Your idea to try to re-establish moisture equilibrium within the wood may or may not work, as long as plenty of paint is removed from the stile. I suppose whether this fixes the problem permanently depends on where moisture has entered or left the stile. But repairing the stile creates the problem of re-finishing the door so that the repair is invisible. In the end, re-making the door or replacing the stile may be required.

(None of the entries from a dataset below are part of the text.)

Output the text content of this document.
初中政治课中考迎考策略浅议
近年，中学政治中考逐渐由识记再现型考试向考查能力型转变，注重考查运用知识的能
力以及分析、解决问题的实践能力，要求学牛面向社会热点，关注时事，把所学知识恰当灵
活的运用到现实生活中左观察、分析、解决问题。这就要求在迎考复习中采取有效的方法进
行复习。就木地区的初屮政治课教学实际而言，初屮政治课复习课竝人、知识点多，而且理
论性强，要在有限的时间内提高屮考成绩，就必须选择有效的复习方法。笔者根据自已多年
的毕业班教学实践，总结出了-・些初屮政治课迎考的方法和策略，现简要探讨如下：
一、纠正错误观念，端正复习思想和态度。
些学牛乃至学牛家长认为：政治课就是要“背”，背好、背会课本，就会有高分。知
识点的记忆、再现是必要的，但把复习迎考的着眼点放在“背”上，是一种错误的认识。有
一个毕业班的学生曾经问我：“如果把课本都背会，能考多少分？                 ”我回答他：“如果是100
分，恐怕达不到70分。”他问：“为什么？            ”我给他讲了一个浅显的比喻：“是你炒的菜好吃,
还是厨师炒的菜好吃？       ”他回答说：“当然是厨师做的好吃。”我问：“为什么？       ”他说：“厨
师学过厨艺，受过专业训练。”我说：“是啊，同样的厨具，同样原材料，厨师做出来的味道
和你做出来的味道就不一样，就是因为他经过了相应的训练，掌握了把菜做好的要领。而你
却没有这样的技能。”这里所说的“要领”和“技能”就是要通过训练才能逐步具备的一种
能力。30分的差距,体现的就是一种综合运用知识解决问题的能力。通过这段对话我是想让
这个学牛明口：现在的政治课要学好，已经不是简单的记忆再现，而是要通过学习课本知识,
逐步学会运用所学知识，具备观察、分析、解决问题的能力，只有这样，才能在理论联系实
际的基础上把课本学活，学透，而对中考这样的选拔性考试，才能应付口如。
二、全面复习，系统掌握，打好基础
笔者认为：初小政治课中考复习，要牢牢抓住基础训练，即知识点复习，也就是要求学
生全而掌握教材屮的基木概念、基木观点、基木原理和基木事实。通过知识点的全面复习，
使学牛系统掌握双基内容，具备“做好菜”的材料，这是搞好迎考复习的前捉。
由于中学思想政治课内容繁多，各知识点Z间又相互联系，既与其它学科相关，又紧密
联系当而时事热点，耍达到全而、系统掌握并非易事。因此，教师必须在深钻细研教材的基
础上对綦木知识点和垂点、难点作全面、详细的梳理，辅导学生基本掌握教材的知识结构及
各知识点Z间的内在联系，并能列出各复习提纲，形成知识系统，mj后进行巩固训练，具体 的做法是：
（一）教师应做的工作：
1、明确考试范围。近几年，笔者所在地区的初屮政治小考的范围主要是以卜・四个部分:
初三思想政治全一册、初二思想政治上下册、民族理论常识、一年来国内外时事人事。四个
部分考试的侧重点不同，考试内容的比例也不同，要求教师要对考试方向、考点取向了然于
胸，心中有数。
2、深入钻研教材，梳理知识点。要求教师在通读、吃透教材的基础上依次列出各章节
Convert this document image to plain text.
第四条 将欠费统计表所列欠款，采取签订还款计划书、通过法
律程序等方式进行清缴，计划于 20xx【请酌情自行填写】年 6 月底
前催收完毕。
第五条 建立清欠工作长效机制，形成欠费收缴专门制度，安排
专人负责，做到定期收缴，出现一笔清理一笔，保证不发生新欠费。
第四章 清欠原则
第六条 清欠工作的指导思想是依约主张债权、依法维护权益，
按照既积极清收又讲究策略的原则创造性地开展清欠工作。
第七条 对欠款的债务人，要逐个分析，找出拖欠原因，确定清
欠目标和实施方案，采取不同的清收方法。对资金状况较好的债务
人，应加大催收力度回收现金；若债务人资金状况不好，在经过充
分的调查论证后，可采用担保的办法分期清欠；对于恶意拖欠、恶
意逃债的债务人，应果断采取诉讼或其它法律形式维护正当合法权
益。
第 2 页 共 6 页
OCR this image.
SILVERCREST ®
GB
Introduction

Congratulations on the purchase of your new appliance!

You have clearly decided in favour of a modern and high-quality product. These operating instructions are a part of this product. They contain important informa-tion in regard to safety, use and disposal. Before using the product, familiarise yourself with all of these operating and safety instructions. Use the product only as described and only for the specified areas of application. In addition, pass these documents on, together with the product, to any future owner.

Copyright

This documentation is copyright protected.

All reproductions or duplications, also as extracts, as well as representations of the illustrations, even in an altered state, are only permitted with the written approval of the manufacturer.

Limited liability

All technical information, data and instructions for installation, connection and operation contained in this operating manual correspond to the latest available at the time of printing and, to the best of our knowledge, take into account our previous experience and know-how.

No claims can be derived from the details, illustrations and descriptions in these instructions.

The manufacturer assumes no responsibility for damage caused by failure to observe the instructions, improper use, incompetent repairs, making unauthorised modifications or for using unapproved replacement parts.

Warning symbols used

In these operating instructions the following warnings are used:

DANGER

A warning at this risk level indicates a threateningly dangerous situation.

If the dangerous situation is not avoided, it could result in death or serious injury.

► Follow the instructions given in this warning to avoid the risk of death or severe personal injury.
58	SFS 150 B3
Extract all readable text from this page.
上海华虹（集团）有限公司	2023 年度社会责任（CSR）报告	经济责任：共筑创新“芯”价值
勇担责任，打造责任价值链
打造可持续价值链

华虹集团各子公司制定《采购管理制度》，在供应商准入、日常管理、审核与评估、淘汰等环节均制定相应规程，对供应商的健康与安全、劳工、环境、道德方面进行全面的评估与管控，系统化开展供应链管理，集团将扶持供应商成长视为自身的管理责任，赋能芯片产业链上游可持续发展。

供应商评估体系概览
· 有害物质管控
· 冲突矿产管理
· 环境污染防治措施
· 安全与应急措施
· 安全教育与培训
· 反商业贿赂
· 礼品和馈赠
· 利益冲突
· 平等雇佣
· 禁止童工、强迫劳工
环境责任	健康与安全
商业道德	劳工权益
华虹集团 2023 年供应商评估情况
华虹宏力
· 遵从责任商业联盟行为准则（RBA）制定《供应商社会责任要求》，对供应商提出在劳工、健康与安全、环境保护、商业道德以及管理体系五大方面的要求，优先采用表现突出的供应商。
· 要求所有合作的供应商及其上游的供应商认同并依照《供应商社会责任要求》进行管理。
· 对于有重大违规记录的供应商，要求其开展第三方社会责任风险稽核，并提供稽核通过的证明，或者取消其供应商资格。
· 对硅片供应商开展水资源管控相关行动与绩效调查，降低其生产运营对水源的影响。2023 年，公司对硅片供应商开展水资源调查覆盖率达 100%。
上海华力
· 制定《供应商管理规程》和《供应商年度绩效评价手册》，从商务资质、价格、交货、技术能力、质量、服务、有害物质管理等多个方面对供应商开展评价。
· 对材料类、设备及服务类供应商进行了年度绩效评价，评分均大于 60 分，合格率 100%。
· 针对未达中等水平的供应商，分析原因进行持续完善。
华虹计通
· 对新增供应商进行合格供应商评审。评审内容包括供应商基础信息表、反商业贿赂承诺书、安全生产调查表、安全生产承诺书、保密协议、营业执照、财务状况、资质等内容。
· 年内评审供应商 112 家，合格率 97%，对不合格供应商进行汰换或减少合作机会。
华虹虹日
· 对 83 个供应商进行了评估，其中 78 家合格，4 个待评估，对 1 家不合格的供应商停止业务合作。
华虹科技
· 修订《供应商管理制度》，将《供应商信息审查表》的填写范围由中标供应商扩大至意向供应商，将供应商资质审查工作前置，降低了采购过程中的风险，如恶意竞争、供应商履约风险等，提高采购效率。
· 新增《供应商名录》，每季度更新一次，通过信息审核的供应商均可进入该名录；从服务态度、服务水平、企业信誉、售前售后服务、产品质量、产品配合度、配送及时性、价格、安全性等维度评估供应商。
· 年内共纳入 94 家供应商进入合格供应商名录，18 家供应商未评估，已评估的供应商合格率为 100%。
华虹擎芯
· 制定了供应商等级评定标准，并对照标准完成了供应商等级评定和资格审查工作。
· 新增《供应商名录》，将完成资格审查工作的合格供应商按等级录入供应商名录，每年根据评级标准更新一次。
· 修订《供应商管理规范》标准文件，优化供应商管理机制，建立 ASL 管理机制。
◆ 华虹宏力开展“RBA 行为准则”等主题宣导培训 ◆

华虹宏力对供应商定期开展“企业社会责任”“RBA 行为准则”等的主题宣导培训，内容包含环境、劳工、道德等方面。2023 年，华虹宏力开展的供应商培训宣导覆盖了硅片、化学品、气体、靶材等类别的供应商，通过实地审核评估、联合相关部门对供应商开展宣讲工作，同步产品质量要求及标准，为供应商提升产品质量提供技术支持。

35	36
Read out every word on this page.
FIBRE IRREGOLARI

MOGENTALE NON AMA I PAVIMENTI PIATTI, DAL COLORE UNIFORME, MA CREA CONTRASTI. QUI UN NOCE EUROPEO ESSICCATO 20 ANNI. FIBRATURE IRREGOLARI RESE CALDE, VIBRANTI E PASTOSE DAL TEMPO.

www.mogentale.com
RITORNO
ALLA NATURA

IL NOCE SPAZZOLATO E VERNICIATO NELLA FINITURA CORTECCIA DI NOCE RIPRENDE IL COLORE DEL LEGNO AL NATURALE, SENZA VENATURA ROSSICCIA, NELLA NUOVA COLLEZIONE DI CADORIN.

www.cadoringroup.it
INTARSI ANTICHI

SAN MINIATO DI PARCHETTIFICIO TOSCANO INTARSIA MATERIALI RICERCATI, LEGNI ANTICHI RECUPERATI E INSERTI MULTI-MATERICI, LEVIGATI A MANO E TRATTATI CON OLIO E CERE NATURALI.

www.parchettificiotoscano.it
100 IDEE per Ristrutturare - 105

You did not say, so I will mention that it is best to apply finish to all six surfaces of the door. The ends, edges, and faces should all receive the same finish and the same number of coats. Also, when making the frame and panel doors, I like to apply finish anywhere that moisture could enter the wood and where finish cannot be applied after the frame and panel is assembled. This includes all six sides of the panels and the grooves in the frame into which the panel sets, but nowhere that receives glue. Lastly sanding all edges, ends, and sides to the same grit I believe also helps. All these tips are suggested as an effort to ensure that moisture will enter and leave the wood at the same rate wherever moisture finds an entry point.

View Aj2's profile


1949 posts in 2034 days

#15 posted 07-03-2016 08:00 PM

I need advice, I just built these doors about a few weeks ago, and I notice that one of the stiles are beginning to cup, when I built them they were straight, they are kiln dry 4/4 the panels are 1/2 plywood, do you think if I sand off the paint and wet the one that is Bowing, then clamp it to my bench for a week or two it will fix the problem? Or should I just make a new panel? Thanks for your advice

- Eugd
Did you use rift sawn wood for your doors.Careful selection and milling of your stiles are the only things you can do.
Once they have cupped maybe they will straighten out next year when you made them.
Forceing the wood to bend back is Fruitless and usually attempted by beginners.